From the other side Clementina, but a moment later, ascended also. On the top they met, in the red light of the sunset. They clasped each the other’s hand, and stood for a moment in silence.
“Ah, my lord!” said the lady, “how shall I thank you that you kept your secret from me! But my heart is sore to lose my fisherman.”
“My lady,” returned Malcolm, “you have not lost your fisherman; you have only found your groom.”
And the sun went down, and the twilight came, and the night followed, and the world of sea and land and wind and vapour was around them, and the universe of stars and spaces over and under them, and eternity within them, and the heart of each for a chamber to the other, and God filling all—nay, nay—God’s heart containing, infolding, cherishing all—saving all, from height to height of intensest being, by the bliss of that love whose absolute devotion could utter itself only in death.
CHAPTER LXXI.
THE ASSEMBLY.
That same evening, Duncan, in full dress, claymore and dirk at his sides, and carrying the great Lossie pipes, marched first through the streets of the upper, then through the closes of the lower town, followed by the bellman who had been appointed crier upon his disappearance. At the proper stations, Duncan blew a rousing pibroch, after which the bellman, who, for the dignity of his calling, insisted on a prelude of three strokes of his clapper, proclaimed aloud that Malcolm, Marquis of Lossie, desired the presence of each and every of his tenants in the royal burgh of Portlossie, Newton and Seaton, in the town-hall of the same, at seven of the clock upon the evening next following. The proclamation ended, the piper sounded one note three times, and they passed to the next station. When they had gone through the Seaton, they entered a carriage waiting for them at the sea-gate, and were driven to Scaurnose, and thence again to the several other villages on the coast belonging to the marquis, making at each in like manner the same announcement.
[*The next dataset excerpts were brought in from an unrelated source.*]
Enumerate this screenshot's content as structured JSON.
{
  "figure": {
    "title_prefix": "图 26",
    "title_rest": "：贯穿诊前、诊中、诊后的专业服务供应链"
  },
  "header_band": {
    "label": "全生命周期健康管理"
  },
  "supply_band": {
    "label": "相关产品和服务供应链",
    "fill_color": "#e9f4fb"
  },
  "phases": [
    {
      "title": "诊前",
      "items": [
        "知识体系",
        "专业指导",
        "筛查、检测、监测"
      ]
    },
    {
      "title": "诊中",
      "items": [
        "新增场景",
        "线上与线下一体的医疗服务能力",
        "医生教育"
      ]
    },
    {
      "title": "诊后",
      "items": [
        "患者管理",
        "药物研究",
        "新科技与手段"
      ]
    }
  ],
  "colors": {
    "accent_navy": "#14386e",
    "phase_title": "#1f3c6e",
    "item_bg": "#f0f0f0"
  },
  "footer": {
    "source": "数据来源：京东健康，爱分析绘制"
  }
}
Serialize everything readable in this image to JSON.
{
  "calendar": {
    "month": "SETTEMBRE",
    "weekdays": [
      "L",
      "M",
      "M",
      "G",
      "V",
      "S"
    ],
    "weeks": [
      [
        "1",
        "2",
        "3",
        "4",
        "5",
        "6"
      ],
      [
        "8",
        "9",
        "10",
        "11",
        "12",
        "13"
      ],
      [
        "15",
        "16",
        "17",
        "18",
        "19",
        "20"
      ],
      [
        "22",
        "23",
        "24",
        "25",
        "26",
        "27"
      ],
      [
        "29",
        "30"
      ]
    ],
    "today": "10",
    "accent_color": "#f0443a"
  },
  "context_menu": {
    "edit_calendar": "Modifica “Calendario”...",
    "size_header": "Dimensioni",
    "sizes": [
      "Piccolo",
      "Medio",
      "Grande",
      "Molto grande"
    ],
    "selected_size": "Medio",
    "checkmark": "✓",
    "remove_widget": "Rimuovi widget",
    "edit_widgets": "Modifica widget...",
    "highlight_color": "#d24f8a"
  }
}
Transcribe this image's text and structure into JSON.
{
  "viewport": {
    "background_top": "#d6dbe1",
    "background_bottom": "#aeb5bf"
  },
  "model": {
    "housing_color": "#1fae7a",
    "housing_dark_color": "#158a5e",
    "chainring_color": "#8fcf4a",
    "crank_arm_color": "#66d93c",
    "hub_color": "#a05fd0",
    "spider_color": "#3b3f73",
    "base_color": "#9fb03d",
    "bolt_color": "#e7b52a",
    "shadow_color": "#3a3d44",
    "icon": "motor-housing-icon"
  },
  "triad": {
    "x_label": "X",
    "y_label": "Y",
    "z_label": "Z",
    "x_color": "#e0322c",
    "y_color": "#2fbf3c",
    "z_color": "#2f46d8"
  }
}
Portlossie was in a ferment of wonder, satisfaction, and pleasure. There were few in it who were not glad at the accession of Malcolm, and with every one of those few the cause lay in himself. In the shops, among the nets, in the curing-sheds, in the houses and cottages, nothing else was talked about; and stories and reminiscences innumerable were brought out, chiefly to prove that Malcolm had always appeared likely to turn out somebody, the narrator not seldom modestly hinting at a glimmering foresight on his own part of what had now been at length revealed to the world. His friends were jubilant as revellers. For Meg Partan, she ran from house to house like a maniac, laughing and crying. It was as if the whole Seaton had suddenly been translated. The men came crowding about Duncan, congratulating him and asking him a hundred questions. But the old man maintained a reticence whose dignity was strangely mingled of pomp and grace; sat calm and stately as feeling the glow of reflected honour; would not, by word, gesture, tone, or exclamation, confess to any surprise; behaved as if he had known it all the time; made no pretence however of having known it, merely treated the fact as not a whit more than might have been looked for by one who had known Malcolm as he had known him.
Davy, in his yacht uniform, was the next morning appointed the marquis’s personal attendant, and a running time he had of it for a fortnight.
Almost the first thing that fell to him in his office was to show into the room on the ground floor where his master sat—the same in which for ages the lords of Lossie had been wont to transact what little business any of them ever attended to—a pale, feeble man, bowed by the weight of a huge brass-clasped volume under each arm. His lordship rose and met him with out-stretched hand.
“I am glad indeed to see you, Mr Crathie,” he said, “but I fear you are out too soon.”